Microcontrollers as Time Keepers

Microcontrollers allow us to do things that would be difficult for us to do on our own. They can help with things like take a picture the instant lightning flashes in the sky or to photograph a balloon popping as soon as you hear it burst.

The Importance of Timing

Timing is an important part of working with microcontrollers. First, lets consider some units of time people are most familiar with. We measure time in terms of seconds, minutes, hours, days, months, and years. We use clocks and calendars to keep track of time.

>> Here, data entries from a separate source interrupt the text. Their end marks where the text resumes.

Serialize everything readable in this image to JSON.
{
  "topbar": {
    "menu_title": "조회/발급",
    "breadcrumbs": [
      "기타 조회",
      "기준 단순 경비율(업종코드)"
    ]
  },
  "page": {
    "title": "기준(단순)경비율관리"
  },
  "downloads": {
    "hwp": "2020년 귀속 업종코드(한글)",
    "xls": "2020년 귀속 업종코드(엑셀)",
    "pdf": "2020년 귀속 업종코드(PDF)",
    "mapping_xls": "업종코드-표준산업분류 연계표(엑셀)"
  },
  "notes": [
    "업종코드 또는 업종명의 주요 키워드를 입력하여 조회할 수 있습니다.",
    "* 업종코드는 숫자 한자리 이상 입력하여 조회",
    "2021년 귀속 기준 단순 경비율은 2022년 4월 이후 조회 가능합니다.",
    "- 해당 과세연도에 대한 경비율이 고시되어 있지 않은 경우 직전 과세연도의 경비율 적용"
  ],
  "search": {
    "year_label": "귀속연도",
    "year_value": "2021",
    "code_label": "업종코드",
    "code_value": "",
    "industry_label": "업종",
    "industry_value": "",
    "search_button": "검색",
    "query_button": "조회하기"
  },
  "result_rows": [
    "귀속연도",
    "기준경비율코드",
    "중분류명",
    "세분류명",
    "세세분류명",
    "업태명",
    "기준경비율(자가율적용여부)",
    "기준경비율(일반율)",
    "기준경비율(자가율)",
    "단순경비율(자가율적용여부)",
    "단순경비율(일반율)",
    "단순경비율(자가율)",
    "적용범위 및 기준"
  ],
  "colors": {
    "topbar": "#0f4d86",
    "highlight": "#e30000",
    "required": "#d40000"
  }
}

Scientists think about the time to reach great distances in terms of the speed of light and measure distances in space in terms of light years.

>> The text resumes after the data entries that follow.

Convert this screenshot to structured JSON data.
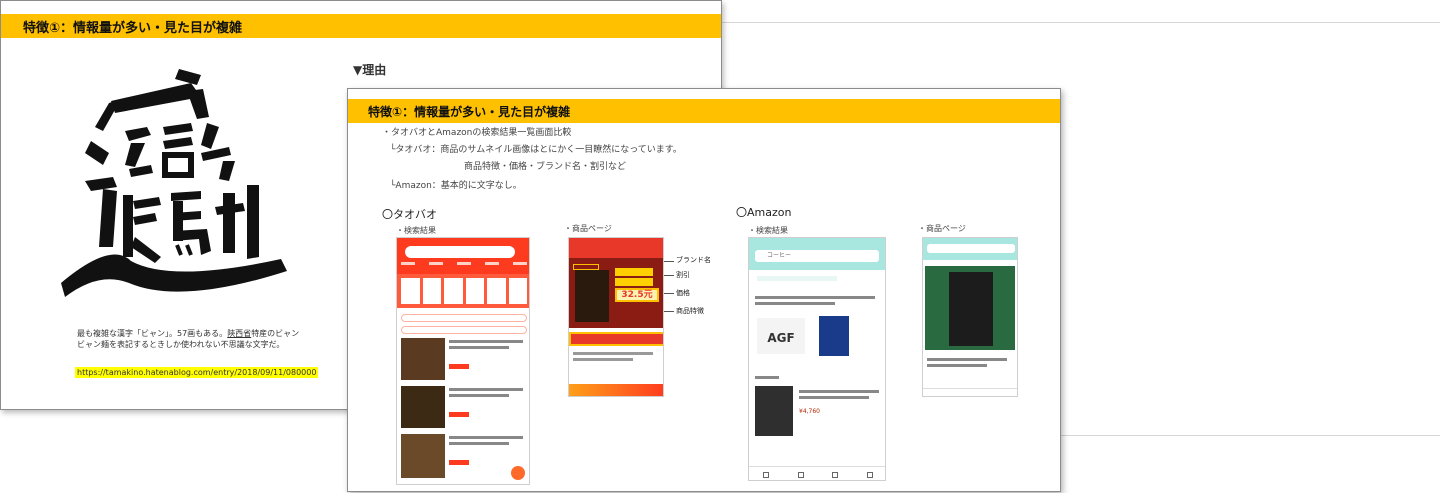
{
  "slide1": {
    "title": "特徴①：情報量が多い・見た目が複雑",
    "kanji": "𰻞",
    "caption_part1": "最も複雑な漢字「ビャン」。57画もある。",
    "caption_link": "陝西省",
    "caption_part2": "特産のビャンビャン麺を表記するときしか使われない不思議な文字だ。",
    "url": "https://tamakino.hatenablog.com/entry/2018/09/11/080000",
    "reason_heading": "▼理由"
  },
  "slide2": {
    "title": "特徴①：情報量が多い・見た目が複雑",
    "line1": "・タオバオとAmazonの検索結果一覧画面比較",
    "line2": "└タオバオ：商品のサムネイル画像はとにかく一目瞭然になっています。",
    "line3": "商品特徴・価格・ブランド名・割引など",
    "line4": "└Amazon：基本的に文字なし。",
    "taobao_heading": "〇タオバオ",
    "amazon_heading": "〇Amazon",
    "search_results_label": "・検索結果",
    "product_page_label": "・商品ページ",
    "amazon_search_label": "・検索結果",
    "amazon_product_label": "・商品ページ",
    "annotations": [
      "ブランド名",
      "割引",
      "価格",
      "商品特徴"
    ],
    "price_tag": "32.5元",
    "amazon_search_query": "コーヒー",
    "amazon_brand": "AGF",
    "amazon_price": "¥4,760"
  },
  "colors": {
    "banner": "#ffc000",
    "taobao": "#ff3b1f",
    "amazon_bar": "#a8e6e0"
  }
}
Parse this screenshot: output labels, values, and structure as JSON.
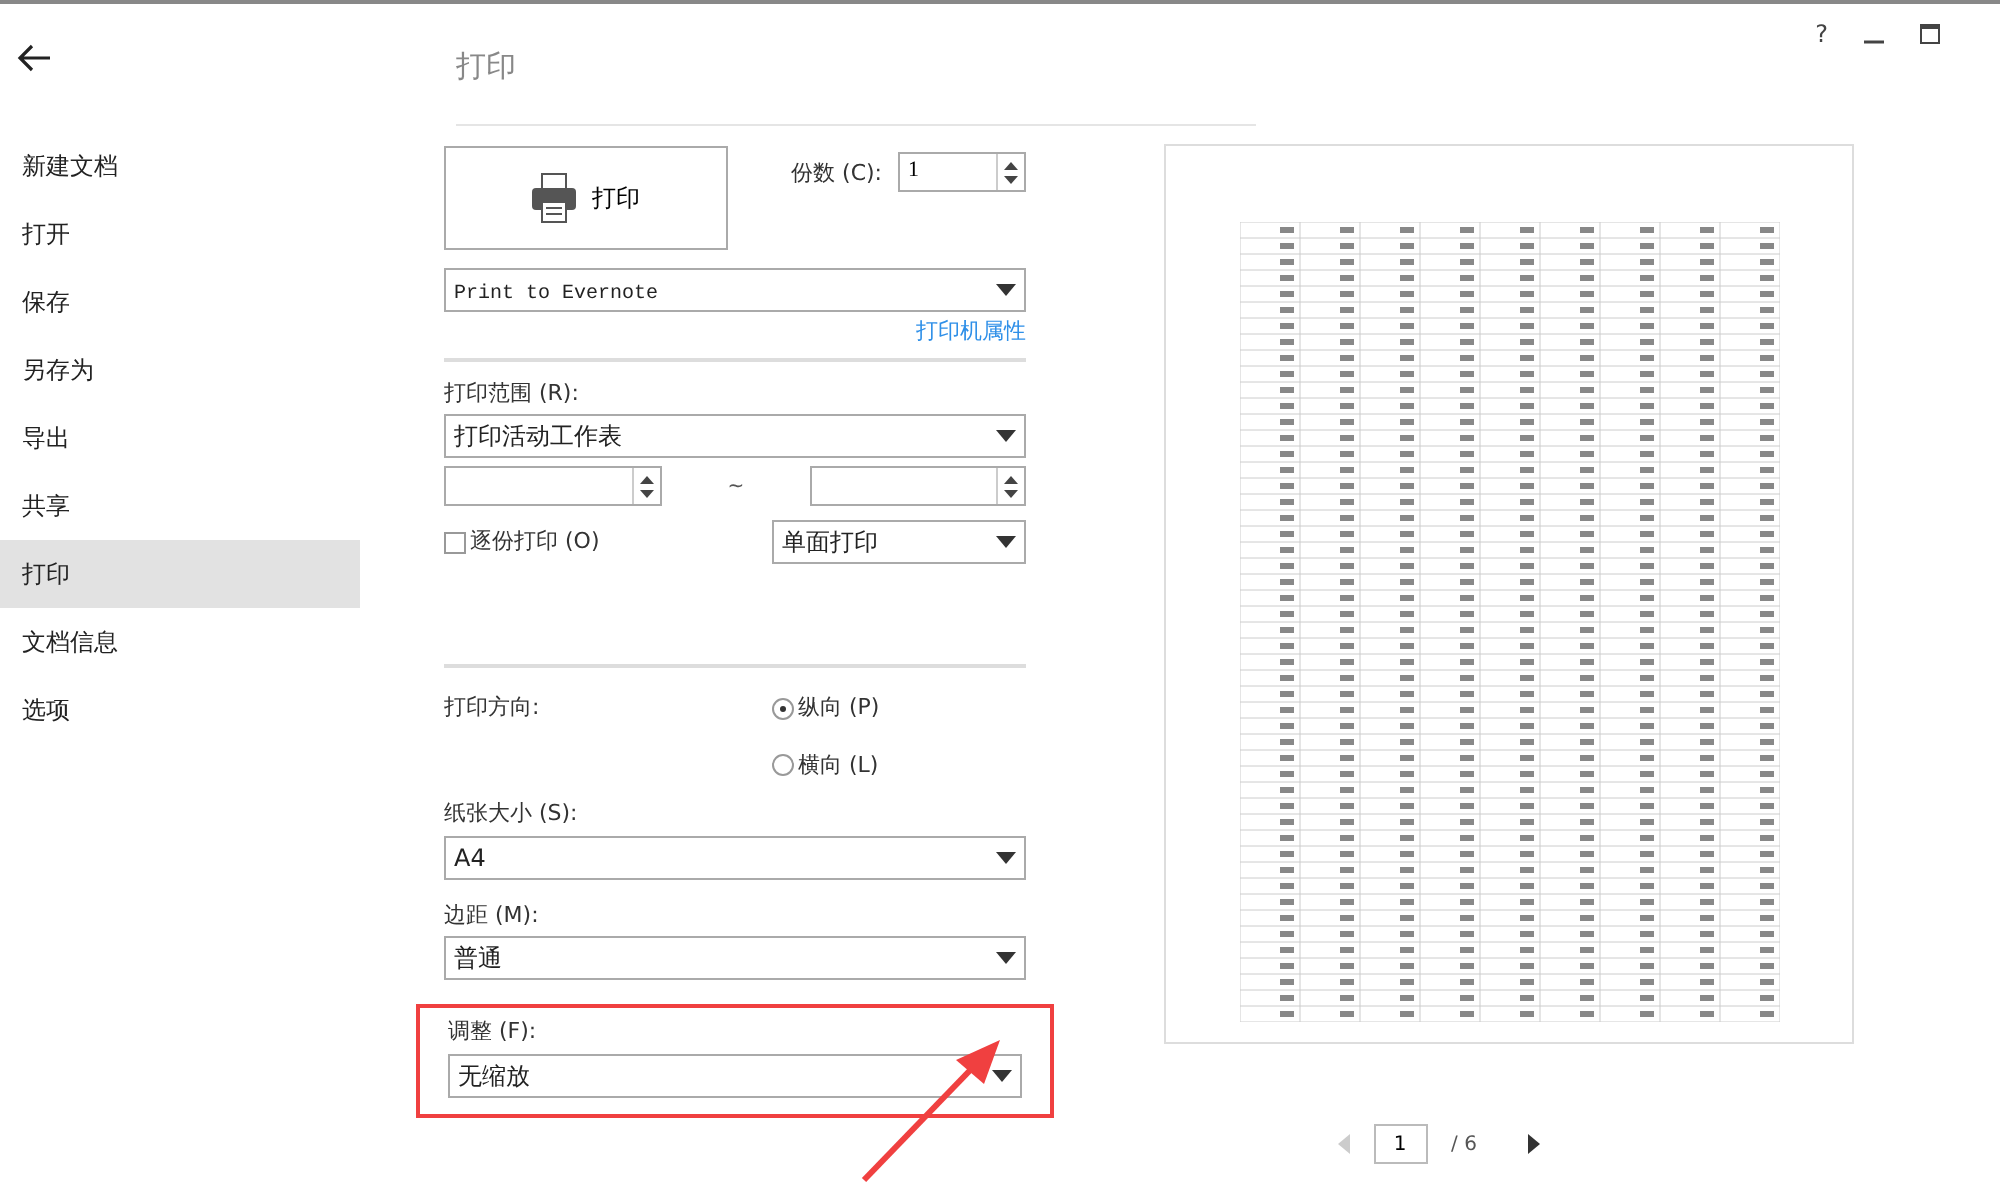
{
  "window_controls": {
    "help": "?"
  },
  "sidebar": {
    "items": [
      {
        "label": "新建文档",
        "selected": false
      },
      {
        "label": "打开",
        "selected": false
      },
      {
        "label": "保存",
        "selected": false
      },
      {
        "label": "另存为",
        "selected": false
      },
      {
        "label": "导出",
        "selected": false
      },
      {
        "label": "共享",
        "selected": false
      },
      {
        "label": "打印",
        "selected": true
      },
      {
        "label": "文档信息",
        "selected": false
      },
      {
        "label": "选项",
        "selected": false
      }
    ]
  },
  "title": "打印",
  "print_button": "打印",
  "copies": {
    "label": "份数 (C):",
    "value": "1"
  },
  "printer": {
    "value": "Print to Evernote",
    "link": "打印机属性"
  },
  "range": {
    "label": "打印范围 (R):",
    "value": "打印活动工作表",
    "separator": "~"
  },
  "collate": {
    "label": "逐份打印 (O)",
    "checked": false
  },
  "sides": {
    "value": "单面打印"
  },
  "orientation": {
    "label": "打印方向:",
    "options": [
      {
        "label": "纵向 (P)",
        "selected": true
      },
      {
        "label": "横向 (L)",
        "selected": false
      }
    ]
  },
  "paper": {
    "label": "纸张大小 (S):",
    "value": "A4"
  },
  "margins": {
    "label": "边距 (M):",
    "value": "普通"
  },
  "scaling": {
    "label": "调整 (F):",
    "value": "无缩放",
    "highlighted": true
  },
  "pager": {
    "page": "1",
    "total": "/ 6"
  }
}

What is the speed of light? Constant c = 299,792,458 meters per second in free space (vacuum) or 186,282.387 miles per second.

Circumference of earth at equator is 40,075,020 meters. At that rate the speed of light would circle the earth approx 7.48 times per second. To circle the earth only once it will take a fraction of a second to be more precise 1/7.48 th of a second or approximately 0.13 of a second.

From Very Large Time Units to Very Small

Microcontrollers work on the other end of a time spectrum – in very small fractions of a second. Although they are good at simply switching things on and off, microcontrollers are great as stop watches keeping track of very small time spans.

Time Keeping

An electronic watch uses a crystal to help it keep time. This is an oscillator that vibrates at the rate of 32,768 times a second or 32.768 Kilohertz (kHz).

The Arduino Duemilanove uses a time keeping oscillator too. This one operates at 16 million times a second or 16 Mega Hertz (MHz). That’s over 488 times faster than a watch crystal. This clock speed helps us measure some very small time intervals.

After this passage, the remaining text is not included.